Lamine Yamal, en el Santiago Bernabéu / San Valentín Enriquece
No entiendo el pesimismo que normalmente rodea al barcelonismo de cara al clásico.
Cíclicamente es igual. Ya sea el Barcelona de Pep con Messi y compañía o el de Luis Enrique con el tridente sudamericano Neymar- Suárez- Messi que tradicionalmente, cuando se acerca el gran choque de la Castellana, el pesimismo inunda al Barcelonismo y aflora en su máxima expresión. Es algo tradicional y extraño. Inherente al culé por más que la historia demuestre que el sufrir al visitar La Casa Blanca no se corresponde con la realidad. Es más, es uno de los estadios de Primera en los que mejores resultados ha sacado en los últimos 20 años.
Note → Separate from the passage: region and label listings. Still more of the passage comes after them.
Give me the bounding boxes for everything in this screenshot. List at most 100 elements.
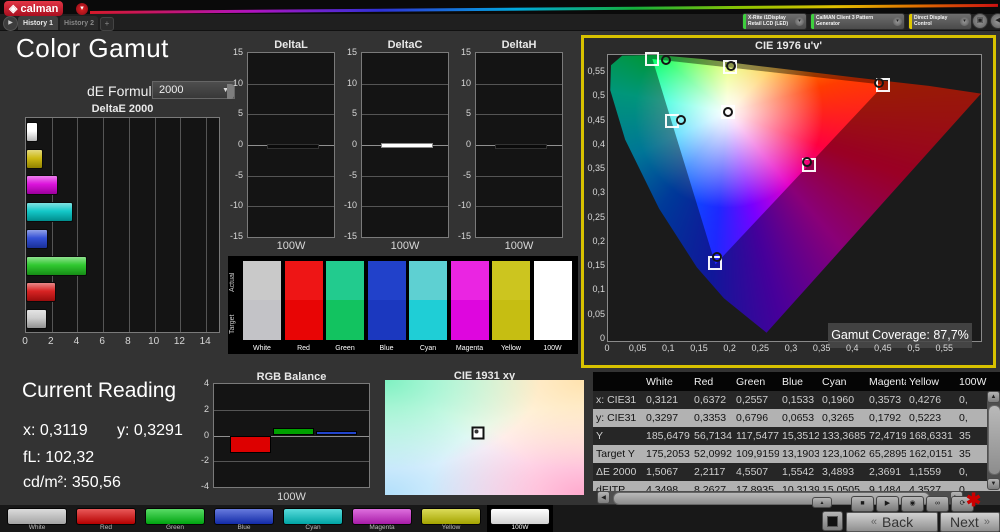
delta-gridline xyxy=(476,175,562,177)
table-cell: 72,4719 xyxy=(869,430,906,442)
deltae-chart-plot xyxy=(25,117,220,333)
pattern-button-100w[interactable]: 100W xyxy=(487,505,553,532)
table-row-6[interactable]: dEITP 4,3498 8,2627 17,8935 10,3139 15,0505 9,… xyxy=(593,481,1000,491)
gamut-coverage-label: Gamut Coverage: xyxy=(831,328,930,342)
delta-y-tick: -15 xyxy=(229,231,243,241)
tab-history-2[interactable]: History 2 xyxy=(60,16,98,30)
device-button-1[interactable]: CalMAN Client 3 Pattern Generator ▾ xyxy=(810,13,905,30)
swatch-actual xyxy=(367,261,406,300)
swatch-target xyxy=(326,299,364,340)
delta-gridline xyxy=(248,175,334,177)
delta-chart-plot-deltah xyxy=(475,52,563,238)
pattern-button-green[interactable]: Green xyxy=(142,505,208,532)
tab-scroll-button[interactable]: ▶ xyxy=(3,16,18,31)
pattern-button-red[interactable]: Red xyxy=(73,505,139,532)
deltae-x-tick: 14 xyxy=(199,336,211,347)
table-cell: 65,2895 xyxy=(869,448,906,460)
reading-fl: fL: 102,32 xyxy=(23,449,94,467)
table-cell: 56,7134 xyxy=(694,430,732,442)
table-cell: 0,3353 xyxy=(694,412,727,424)
reading-y-value: 0,3291 xyxy=(133,422,183,439)
pattern-button-magenta[interactable]: Magenta xyxy=(349,505,415,532)
swatch-label: Yellow xyxy=(501,345,521,352)
table-row-3[interactable]: Y 185,6479 56,7134 117,5477 15,3512 133,3685 7… xyxy=(593,427,1000,445)
rgb-y-tick: -2 xyxy=(200,455,209,466)
table-header-row: White Red Green Blue Cyan Magenta Yellow 100W xyxy=(593,372,1000,391)
cie-y-tick: 0 xyxy=(599,333,605,343)
pattern-label: Yellow xyxy=(441,524,461,531)
delta-y-tick: 5 xyxy=(465,108,471,119)
scroll-up-icon[interactable]: ▲ xyxy=(987,391,1000,403)
actual-marker-cyan xyxy=(675,115,686,126)
stop-square-icon xyxy=(827,516,838,527)
scroll-down-icon[interactable]: ▼ xyxy=(987,478,1000,490)
table-cell: 133,3685 xyxy=(822,430,866,442)
swatch-target xyxy=(284,299,323,340)
device-button-2[interactable]: Direct Display Control ▾ xyxy=(908,13,972,30)
table-row-2[interactable]: y: CIE31 0,3297 0,3353 0,6796 0,0653 0,3265 0,… xyxy=(593,409,1000,427)
delta-gridline xyxy=(476,206,562,208)
tab-history-1[interactable]: History 1 xyxy=(18,16,58,30)
table-cell: 0,2557 xyxy=(736,394,769,406)
stop-button[interactable]: ■ xyxy=(851,496,874,512)
pattern-button-white[interactable]: White xyxy=(4,505,70,532)
play-button[interactable]: ▶ xyxy=(876,496,899,512)
table-cell: 15,3512 xyxy=(782,430,819,442)
table-header-cell: Magenta xyxy=(869,375,906,388)
workspace-button[interactable]: ▣ xyxy=(972,13,988,29)
table-cell: 4,5507 xyxy=(736,466,769,478)
table-row-1[interactable]: x: CIE31 0,3121 0,6372 0,2557 0,1533 0,1960 0,… xyxy=(593,391,1000,409)
chevron-down-icon: ▾ xyxy=(893,17,902,26)
swatch-actual xyxy=(492,261,530,300)
table-cell: 168,6331 xyxy=(909,430,953,442)
swatch-target xyxy=(450,299,489,340)
loop-button[interactable]: ∞ xyxy=(926,496,949,512)
device-button-label: X-Rite i1Display Retail LCD (LED) xyxy=(748,14,788,27)
collapse-button[interactable]: ◀ xyxy=(990,13,1000,29)
delta-x-label: 100W xyxy=(504,240,534,252)
table-cell: 13,1903 xyxy=(782,448,819,460)
table-row-label: ΔE 2000 xyxy=(596,466,637,478)
swatch-actual xyxy=(533,261,572,300)
scroll-left-icon[interactable]: ◀ xyxy=(597,491,610,504)
swatch-column-green xyxy=(326,261,364,340)
table-cell: 0,1533 xyxy=(782,394,815,406)
back-button[interactable]: « Back xyxy=(846,512,938,532)
table-cell: 109,9159 xyxy=(736,448,779,460)
table-cell: 0,1960 xyxy=(822,394,855,406)
swatch-column-blue xyxy=(367,261,406,340)
table-row-5[interactable]: ΔE 2000 1,5067 2,2117 4,5507 1,5542 3,4893 2,3… xyxy=(593,463,1000,481)
gamut-coverage-value: 87,7% xyxy=(933,328,969,342)
vscroll-thumb[interactable] xyxy=(988,405,1000,475)
rgb-y-tick: 4 xyxy=(203,378,209,388)
pattern-button-cyan[interactable]: Cyan xyxy=(280,505,346,532)
table-row-4[interactable]: Target Y 175,2053 52,0992 109,9159 13,1903 12… xyxy=(593,445,1000,463)
device-button-0[interactable]: X-Rite i1Display Retail LCD (LED) ▾ xyxy=(742,13,807,30)
table-header-cell: Green xyxy=(736,375,766,388)
reading-x: x: 0,3119 xyxy=(23,422,88,440)
pattern-swatch xyxy=(145,508,205,525)
meter-up-button[interactable]: ▲ xyxy=(812,497,832,508)
delta-y-tick: -15 xyxy=(343,231,357,241)
table-vscrollbar[interactable]: ▲ ▼ xyxy=(987,391,1000,490)
table-header-cell: Yellow xyxy=(909,375,939,388)
cie1976-panel: CIE 1976 u'v' Gamut Coverage: 87,7% 0 0,0… xyxy=(581,35,996,368)
swatch-column-magenta xyxy=(450,261,489,340)
pattern-button-yellow[interactable]: Yellow xyxy=(418,505,484,532)
table-cell: 3,4893 xyxy=(822,466,855,478)
target-marker-green xyxy=(645,51,660,66)
swatch-target xyxy=(533,299,572,340)
swatch-label: Green xyxy=(335,345,355,352)
record-button[interactable]: ◉ xyxy=(901,496,924,512)
stop-measure-button[interactable] xyxy=(822,511,843,531)
pattern-button-blue[interactable]: Blue xyxy=(211,505,277,532)
de-formula-select[interactable]: 2000 ▼ xyxy=(152,81,235,99)
cie-x-tick: 0,3 xyxy=(784,343,798,353)
new-tab-button[interactable]: + xyxy=(100,17,114,31)
deltae-gridline xyxy=(103,118,105,332)
table-cell: 0,4276 xyxy=(909,394,942,406)
logo-menu-button[interactable]: ▾ xyxy=(76,3,88,15)
pattern-label: Blue xyxy=(237,524,251,531)
next-button[interactable]: Next » xyxy=(940,512,1000,532)
delta-gridline xyxy=(248,206,334,208)
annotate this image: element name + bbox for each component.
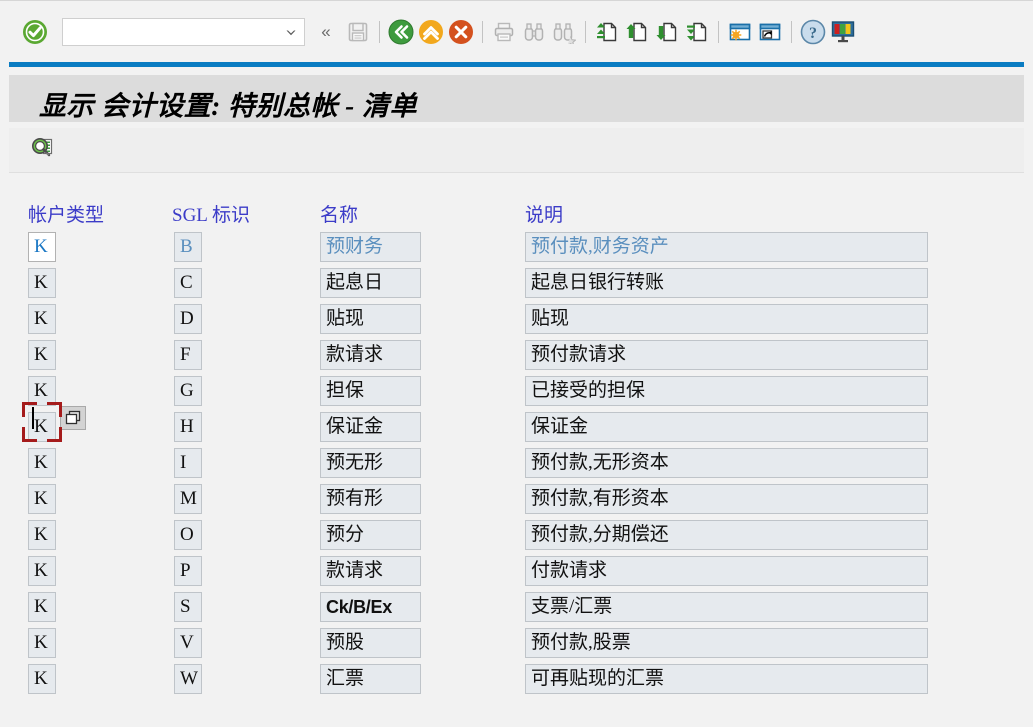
cell-name[interactable]: Ck/B/Ex xyxy=(320,592,421,622)
cell-account_type[interactable]: K xyxy=(28,268,56,298)
cell-account_type[interactable]: K xyxy=(28,520,56,550)
command-field[interactable] xyxy=(62,17,305,46)
cell-account_type[interactable]: K xyxy=(28,340,56,370)
collapse-toolbar-button[interactable]: « xyxy=(315,23,337,40)
cell-name[interactable]: 预分 xyxy=(320,520,421,550)
cell-name[interactable]: 保证金 xyxy=(320,412,421,442)
toolbar-separator xyxy=(585,20,586,43)
cell-sgl_indicator[interactable]: D xyxy=(174,304,202,334)
create-session-icon[interactable] xyxy=(725,17,755,47)
cell-description[interactable]: 已接受的担保 xyxy=(525,376,928,406)
cell-description[interactable]: 保证金 xyxy=(525,412,928,442)
cell-description[interactable]: 预付款,分期偿还 xyxy=(525,520,928,550)
cancel-red-icon[interactable] xyxy=(446,17,476,47)
details-magnifier-icon[interactable] xyxy=(26,132,60,166)
help-question-icon[interactable]: ? xyxy=(798,17,828,47)
cell-name[interactable]: 预有形 xyxy=(320,484,421,514)
column-header-description: 说明 xyxy=(525,205,564,226)
cell-account_type[interactable]: K xyxy=(28,304,56,334)
cell-description[interactable]: 起息日银行转账 xyxy=(525,268,928,298)
multiple-selection-icon[interactable] xyxy=(60,406,86,430)
cell-name[interactable]: 汇票 xyxy=(320,664,421,694)
accent-rule xyxy=(9,62,1024,67)
back-green-icon[interactable] xyxy=(386,17,416,47)
enter-green-check-icon[interactable] xyxy=(20,17,50,47)
toolbar-separator xyxy=(482,20,483,43)
cell-description[interactable]: 预付款,财务资产 xyxy=(525,232,928,262)
cell-name[interactable]: 担保 xyxy=(320,376,421,406)
column-header-sgl-indicator: SGL 标识 xyxy=(172,205,250,226)
save-icon[interactable] xyxy=(343,17,373,47)
previous-page-icon[interactable] xyxy=(622,17,652,47)
toolbar-separator xyxy=(379,20,380,43)
cell-account_type[interactable]: K xyxy=(28,556,56,586)
cell-description[interactable]: 预付款,有形资本 xyxy=(525,484,928,514)
cell-sgl_indicator[interactable]: B xyxy=(174,232,202,262)
toolbar-separator xyxy=(791,20,792,43)
cell-account_type[interactable]: K xyxy=(28,592,56,622)
cell-name[interactable]: 款请求 xyxy=(320,556,421,586)
customize-layout-icon[interactable] xyxy=(828,17,858,47)
title-band: 显示 会计设置: 特别总帐 - 清单 xyxy=(9,75,1024,122)
cell-account_type[interactable]: K xyxy=(28,628,56,658)
cell-name[interactable]: 预财务 xyxy=(320,232,421,262)
cell-description[interactable]: 贴现 xyxy=(525,304,928,334)
cell-sgl_indicator[interactable]: I xyxy=(174,448,202,478)
text-caret xyxy=(32,407,34,429)
cell-description[interactable]: 预付款请求 xyxy=(525,340,928,370)
cell-sgl_indicator[interactable]: C xyxy=(174,268,202,298)
cell-account_type[interactable]: K xyxy=(28,448,56,478)
column-header-name: 名称 xyxy=(320,205,359,226)
next-page-icon[interactable] xyxy=(652,17,682,47)
cell-description[interactable]: 可再贴现的汇票 xyxy=(525,664,928,694)
sgl-indicator-table: 帐户类型 SGL 标识 名称 说明 K B 预财务 预付款,财务资产 K C 起息日 起息日银… xyxy=(0,176,1033,727)
cell-description[interactable]: 付款请求 xyxy=(525,556,928,586)
page-title: 显示 会计设置: 特别总帐 - 清单 xyxy=(39,91,417,121)
toolbar-separator xyxy=(718,20,719,43)
cell-description[interactable]: 预付款,无形资本 xyxy=(525,448,928,478)
cell-sgl_indicator[interactable]: S xyxy=(174,592,202,622)
create-shortcut-icon[interactable] xyxy=(755,17,785,47)
cell-description[interactable]: 预付款,股票 xyxy=(525,628,928,658)
cell-name[interactable]: 预股 xyxy=(320,628,421,658)
cell-account_type[interactable]: K xyxy=(28,484,56,514)
command-input[interactable] xyxy=(63,18,304,45)
cell-sgl_indicator[interactable]: V xyxy=(174,628,202,658)
main-toolbar: « ? xyxy=(0,0,1033,62)
cell-account_type[interactable]: K xyxy=(28,232,56,262)
svg-text:?: ? xyxy=(809,25,817,42)
binoculars-icon[interactable] xyxy=(519,17,549,47)
column-header-account-type: 帐户类型 xyxy=(28,205,105,226)
cell-sgl_indicator[interactable]: M xyxy=(174,484,202,514)
cell-name[interactable]: 贴现 xyxy=(320,304,421,334)
printer-icon[interactable] xyxy=(489,17,519,47)
cell-sgl_indicator[interactable]: P xyxy=(174,556,202,586)
application-toolbar xyxy=(9,128,1024,173)
cell-sgl_indicator[interactable]: G xyxy=(174,376,202,406)
cell-sgl_indicator[interactable]: O xyxy=(174,520,202,550)
exit-yellow-icon[interactable] xyxy=(416,17,446,47)
cell-sgl_indicator[interactable]: F xyxy=(174,340,202,370)
cell-name[interactable]: 款请求 xyxy=(320,340,421,370)
cell-account_type[interactable]: K xyxy=(28,376,56,406)
first-page-icon[interactable] xyxy=(592,17,622,47)
cell-sgl_indicator[interactable]: H xyxy=(174,412,202,442)
cell-account_type[interactable]: K xyxy=(28,664,56,694)
cell-name[interactable]: 起息日 xyxy=(320,268,421,298)
cell-sgl_indicator[interactable]: W xyxy=(174,664,202,694)
cell-description[interactable]: 支票/汇票 xyxy=(525,592,928,622)
last-page-icon[interactable] xyxy=(682,17,712,47)
binoculars-plus-icon[interactable] xyxy=(549,17,579,47)
cell-name[interactable]: 预无形 xyxy=(320,448,421,478)
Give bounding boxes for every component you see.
Pueden comprobarlo.
Es verdad que hay algunos inputs que pueden hacer pensar que no se llega en las mejores condiciones, o las sensibles bajas, y que incluso los arbitrajes esta temporada están dejando bastante que desear, pero con todo y eso, creo que este equipo tiene el crédito suficiente y lo ha demostrado en las últimas temporadas con los resultados que afronta los partidos ante el Real Madrid sin ningún tipo de complejos y bien al contrario atemorizando a su rival con grandes partidos.
El último fue una goleada. Una cosa es ir con respeto y otra incomprensible ir con temor, y menos el Barcelona de los tiempos modernos, por más que también se haya llevado algunos revolcones, normales con el nivel del rival.
Hay que respetar al Bernabéu, hay que respetar al Madrid y afrontar el choque con humildadpero nunca con un complejo de inferioridad o victimismo. Ese no es el Barcelona de los tiempos modernos. Ni en el de Messi ni el de Hansi Flick.
Hay muchos motivos que invitan a creer y al optimismo, como el hecho de contar en el equipo con un futbolista tan diferencial como Lamine Yamal, capaz de todo en cualquier escenario y en cualquier situación. Con un entrenador como Flick que ha demostrado ser capaz de grandes gestas. Con un equipo joven con alma canterana y altamente competitivo que no se amedrenta ante ninguna situación.
Y ya ni siquiera valoro el 6-1 ante Olympiacos porque es un resultado algo engañoso pero que tiene efectos positivos en el grupo o el discreto partido del Madrid ante la Juventus, no deben condicionar la previa. Ni siquiera el 16-7 y cuatro victorias directas del Barcelona la temporada pasada, que ya es indicativo. De los últimos once partidos ligueros el Barcelona ha ganado más, siete, que los cuatro del Madrid como local. Significativo.
Es el Barça, y si es fiel asimismo, a su estilo y está a la altura de lo que se espera, es un equipo que como dice su entrenador es capaz de ganar a cualquier rival, se llame como se llame y juegue donde juegue y más ante un Madrid, que si bien es cierto, tiene un Mbappé goleador impresionante, apenas ofrece espectáculo y gana partidos fáciles allanados por decisiones arbitrales o por rivales en baja forma. En lo que va de temporada ha dejado muchas dudas.
Ah, y además no pita Gil Manzano. Otro motivo para creer.